Le garde républicain assure d'abord des missions de sécurité et de protection : contrôle d'accès, gardes statiques et patrouilles dans les palais nationaux (Élysée, Matignon, Sénat, Assemblée nationale, Palais de Justice), protection des plus hautes autorités de l'État et des personnalités étrangères en visite. En parallèle, il participe aux services d'honneur : haies d'honneur, prises d'armes, escortes motocyclistes ou à cheval, défilé du 14 juillet. Selon sa spécialité, sa journée ressemble très peu à celle de son voisin de chambrée : le fantassin enchaîne gardes et entraînements à l'ordre serré, le cavalier soigne, monte et entretient son cheval avant les reprises et les escortes, le motocycliste travaille l'escorte de haute précision, le musicien répète au sein de l'orchestre ou du chœur de l'Armée française. Tous restent des gendarmes : ils peuvent être engagés en renfort de sécurité publique à Paris ou projetés en mission, par exemple en Guyane contre l'orpaillage illégal.
La Garde républicaine compte environ 3 400 militaires, répartis entre deux régiments d'infanterie (Paris), un régiment de cavalerie (Paris et Saint-Germain-en-Laye) et les formations musicales. C'est donc un métier très concentré en Île-de-France. Le rythme est soutenu et cyclique : chez les fantassins, on parle souvent d'un cycle d'environ trois semaines alternant une quinzaine de jours de garde dans les palais puis une semaine d'instruction et d'entraînement, avec des gardes de nuit, des week-ends et des jours fériés travaillés. La disponibilité est permanente, le statut est militaire (avec logement en caserne concédé par nécessité de service), la tenue et le comportement sont scrutés en permanence puisque le garde représente l'État. La condition physique compte : station debout prolongée, port de l'uniforme lourd et de l'équipement, entraînement régulier, et pour la cavalerie un travail équestre quotidien exigeant.

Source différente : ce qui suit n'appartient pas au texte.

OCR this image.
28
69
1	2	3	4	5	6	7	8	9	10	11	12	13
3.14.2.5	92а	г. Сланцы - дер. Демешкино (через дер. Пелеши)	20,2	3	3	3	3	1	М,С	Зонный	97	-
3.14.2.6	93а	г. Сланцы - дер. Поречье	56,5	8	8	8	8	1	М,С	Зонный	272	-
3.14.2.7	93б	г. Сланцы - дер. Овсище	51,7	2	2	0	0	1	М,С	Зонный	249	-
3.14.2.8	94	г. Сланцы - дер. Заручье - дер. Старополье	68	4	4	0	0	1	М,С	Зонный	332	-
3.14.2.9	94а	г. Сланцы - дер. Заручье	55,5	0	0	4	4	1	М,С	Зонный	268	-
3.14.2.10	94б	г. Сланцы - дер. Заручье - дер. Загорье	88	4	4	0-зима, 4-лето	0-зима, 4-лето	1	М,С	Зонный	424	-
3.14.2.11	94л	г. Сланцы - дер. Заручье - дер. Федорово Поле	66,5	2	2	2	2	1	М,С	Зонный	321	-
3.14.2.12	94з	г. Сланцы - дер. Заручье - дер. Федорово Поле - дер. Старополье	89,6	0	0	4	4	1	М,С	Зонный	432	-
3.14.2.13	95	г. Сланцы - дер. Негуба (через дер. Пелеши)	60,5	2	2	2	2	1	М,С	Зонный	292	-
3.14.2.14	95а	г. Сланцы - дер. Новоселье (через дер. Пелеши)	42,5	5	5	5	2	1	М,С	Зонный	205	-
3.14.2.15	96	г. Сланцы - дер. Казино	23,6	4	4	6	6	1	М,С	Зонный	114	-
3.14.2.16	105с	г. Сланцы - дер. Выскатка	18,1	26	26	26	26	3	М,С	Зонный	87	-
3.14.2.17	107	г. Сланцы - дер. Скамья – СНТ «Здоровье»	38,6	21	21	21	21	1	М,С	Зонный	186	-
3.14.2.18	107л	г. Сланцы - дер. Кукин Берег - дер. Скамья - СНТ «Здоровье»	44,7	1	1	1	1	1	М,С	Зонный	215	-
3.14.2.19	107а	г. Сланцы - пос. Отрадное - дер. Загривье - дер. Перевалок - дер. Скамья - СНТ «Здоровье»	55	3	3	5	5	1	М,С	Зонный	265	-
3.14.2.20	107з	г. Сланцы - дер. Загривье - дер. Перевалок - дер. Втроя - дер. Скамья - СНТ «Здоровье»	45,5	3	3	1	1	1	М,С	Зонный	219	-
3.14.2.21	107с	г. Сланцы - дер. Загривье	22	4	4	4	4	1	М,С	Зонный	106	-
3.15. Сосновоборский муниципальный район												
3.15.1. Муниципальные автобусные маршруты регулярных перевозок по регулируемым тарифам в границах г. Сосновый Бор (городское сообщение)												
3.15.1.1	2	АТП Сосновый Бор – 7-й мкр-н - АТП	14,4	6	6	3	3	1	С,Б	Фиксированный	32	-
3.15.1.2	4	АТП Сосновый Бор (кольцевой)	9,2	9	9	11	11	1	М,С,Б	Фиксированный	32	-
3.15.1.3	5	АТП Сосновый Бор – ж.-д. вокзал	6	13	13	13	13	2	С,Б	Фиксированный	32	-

On ne devient pas garde républicain directement : on devient d'abord gendarme (gendarme adjoint volontaire, sous-officier ou officier), puis on demande son affectation à la Garde. Une fois dedans, l'évolution suit la carrière militaire classique : gradé (maréchal des logis-chef, adjudant, adjudant-chef, major), puis accès au corps des officiers par la voie interne. On peut aussi se spécialiser : instructeur d'équitation, maréchal-ferrant, moniteur de tir ou d'intervention professionnelle, escorte motocycliste, chef de section. Après quelques années, beaucoup rejoignent une autre unité de la gendarmerie (départementale, mobile, GIGN, garde républicaine des palais, sections de recherches) ou reconvertissent leurs compétences dans la sécurité privée, la protection rapprochée ou les métiers du cheval.
La Gendarmerie nationale recrute massivement chaque année (plusieurs milliers de postes de GAV et de sous-officiers), donc entrer dans l'institution reste très accessible pour un candidat motivé et apte physiquement. En revanche, l'affectation à la Garde républicaine est nettement plus rare : l'unité compte environ 3 400 militaires seulement, et certaines spécialités sont extrêmement sélectives — on estime qu'à peine 5 % des candidats à la cavalerie sont retenus, et les places de musiciens ne s'ouvrent qu'au fil de concours spéciaux ponctuels. Le turnover étant faible, il faut souvent patienter et se distinguer en unité avant d'obtenir sa mutation. L'emploi lui-même est parfaitement stable : statut militaire, carrière longue et débouchés garantis dans le reste de la gendarmerie.